Stuck in a quagmire: Road from LNG to CNG remains a mystery

Multi-million dollar import proposition along with gas prices left unexplained.

KARACHI:


Confusion persists over the purpose of a press conference by Federal Petroleum Minister Shahid Khaqan Abbasi that was held last month on the subject of substituting domestic gas supply to CNG pumps with imported fuel.


Abbasi said owners of compressed natural gas (CNG) stations will be responsible for importing liquefied natural gas (LNG) to meet their needs, freeing up domestic supply for other purposes like power generation.

But how the All Pakistan CNG Association (APCNGA) would manage the multi-million dollar import proposition was left unexplained. Now, the association states it will most probably buy LNG from whoever else imports it.

“Anyone can import LNG. There are so many investors wanting to do this,” said APCNGA Chairman Ghayas Paracha, who was with the petroleum minister during the press conference. “We will buy it from the party offering us the minimum price.”

Reminded that it was specifically mentioned that his association will be responsible for the import and that there is no one from the private sector who has come forward yet to take up the responsibility, he said: “Yes, we could probably do that ourselves. The option is open.”

In this case, industry people say, importing LNG requires special-purpose vehicles backed by billions of rupees in assets. The importer would also have to arrange working capital of at least $250 million (Rs25.5 billion) from banks to cover at least a three-month supply.

Paracha says that out of the 2,200 owners of CNG pumps in Punjab, around 1300 have consented to be part of the arrangement. “This model is specifically for Punjab where 430 fuel pumps are closed because of gas shortage.”




Pakistan meets half of its energy needs from gas, all of which is extracted locally. It produces around 4,000 million cubic feet per day (mmcfd) whereas demand, as per estimates, has touched 6,000 mmcfd.

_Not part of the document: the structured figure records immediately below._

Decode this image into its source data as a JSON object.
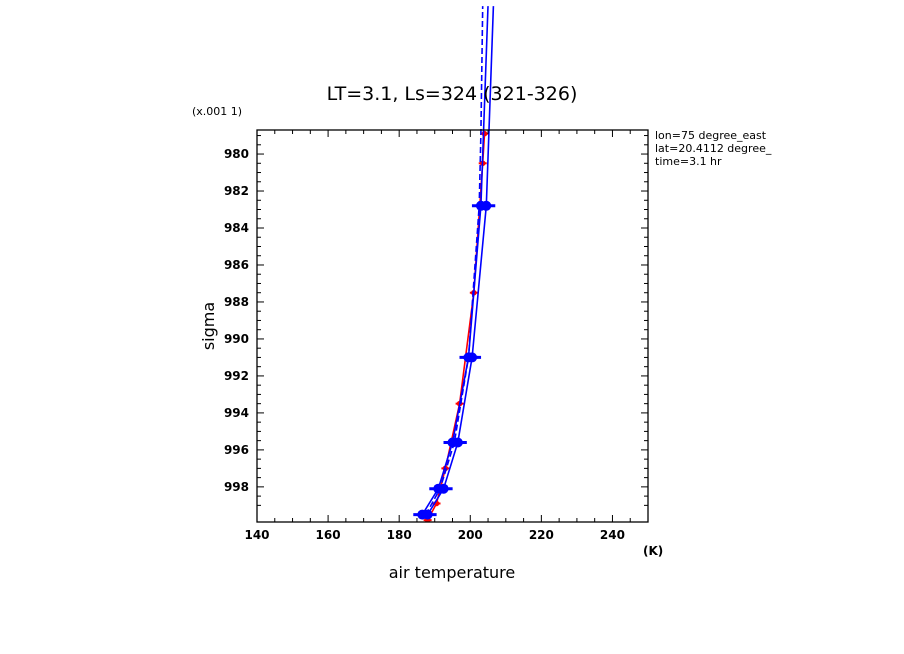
{
  "chart_data": {
    "type": "line",
    "title": "LT=3.1, Ls=324 (321-326)",
    "xlabel": "air temperature",
    "ylabel": "sigma",
    "x_unit": "(K)",
    "y_scale_note": "(x.001 1)",
    "xlim": [
      140,
      250
    ],
    "ylim": [
      999.9,
      978.7
    ],
    "x_ticks": [
      140,
      160,
      180,
      200,
      220,
      240
    ],
    "y_ticks": [
      980,
      982,
      984,
      986,
      988,
      990,
      992,
      994,
      996,
      998
    ],
    "annotations": [
      "lon=75 degree_east",
      "lat=20.4112 degree_",
      "time=3.1 hr"
    ],
    "series": [
      {
        "color": "#ff0000",
        "style": "solid",
        "marker": "small-dot",
        "points": [
          [
            188.0,
            999.8
          ],
          [
            190.5,
            998.9
          ],
          [
            193.0,
            997.0
          ],
          [
            197.0,
            993.5
          ],
          [
            201.0,
            987.5
          ],
          [
            203.5,
            980.5
          ],
          [
            204.0,
            978.9
          ]
        ]
      },
      {
        "color": "#0000ff",
        "style": "solid",
        "marker": "large-dot",
        "points": [
          [
            186.5,
            999.5
          ],
          [
            191.0,
            998.1
          ],
          [
            195.0,
            995.6
          ],
          [
            199.5,
            991.0
          ],
          [
            203.0,
            982.8
          ],
          [
            205.0,
            972.0
          ]
        ]
      },
      {
        "color": "#0000ff",
        "style": "solid",
        "marker": "large-dot",
        "points": [
          [
            188.0,
            999.5
          ],
          [
            192.5,
            998.1
          ],
          [
            196.5,
            995.6
          ],
          [
            200.5,
            991.0
          ],
          [
            204.5,
            982.8
          ],
          [
            206.5,
            972.0
          ]
        ]
      },
      {
        "color": "#0000ff",
        "style": "dashed",
        "marker": "none",
        "points": [
          [
            187.5,
            999.5
          ],
          [
            191.5,
            998.1
          ],
          [
            195.5,
            995.6
          ],
          [
            199.5,
            991.0
          ],
          [
            202.5,
            982.8
          ],
          [
            203.0,
            978.9
          ],
          [
            203.5,
            972.0
          ]
        ]
      }
    ]
  }
}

The CNG sector across the country uses approximately 600 mmcfd but with the shortage at power plants, fertiliser companies and households, many have started to question the rationale for using gas as an auto fuel.

Abbasi continued to insist that the CNG association would import LNG. “Of course it’s doable. Considering the problem they face, surely these 1,500 businessmen can come up with Rs10 million each (Rs15 billion) as working capital.”

He said those who choose to be part of the scheme would receive uninterrupted gas. “It’s a win-win situation for everyone. But one thing the CNG station owners should realise is that if this doesn’t happen then they should just keep waiting for gas.”

This LNG-for-CNG model is premised on the notion that imported gas will continue to remain cheaper than petrol. Abbasi has even said that CNG rate will go up by only 5% to 6%.

According to ICIS, an energy information provider, the October-September LNG contracts were priced at $14.7 (Rs1,500) per mmbtu in East Asia. Right now, the CNG stations are paying a fixed price of Rs656 per mmbtu to SSGC and SNGPL.

“There is no way this model can work,” said a former head of Interstate Gas Systems. “For this to work, a weighted average mix of 70% local gas and 30% imported LNG would have to be used to make CNG affordable on the streets.”

Even then the CNG price would have to rise by 38% – not 5% to 6%.

What is even more critical is the way LNG is bought. “The consignment is booked against an upfront payment. The money has to be moved to an escrow account. What would happen if the CNG can’t be sold at a higher price?” the official asked.

Published in The Express Tribune, October 4th, 2014.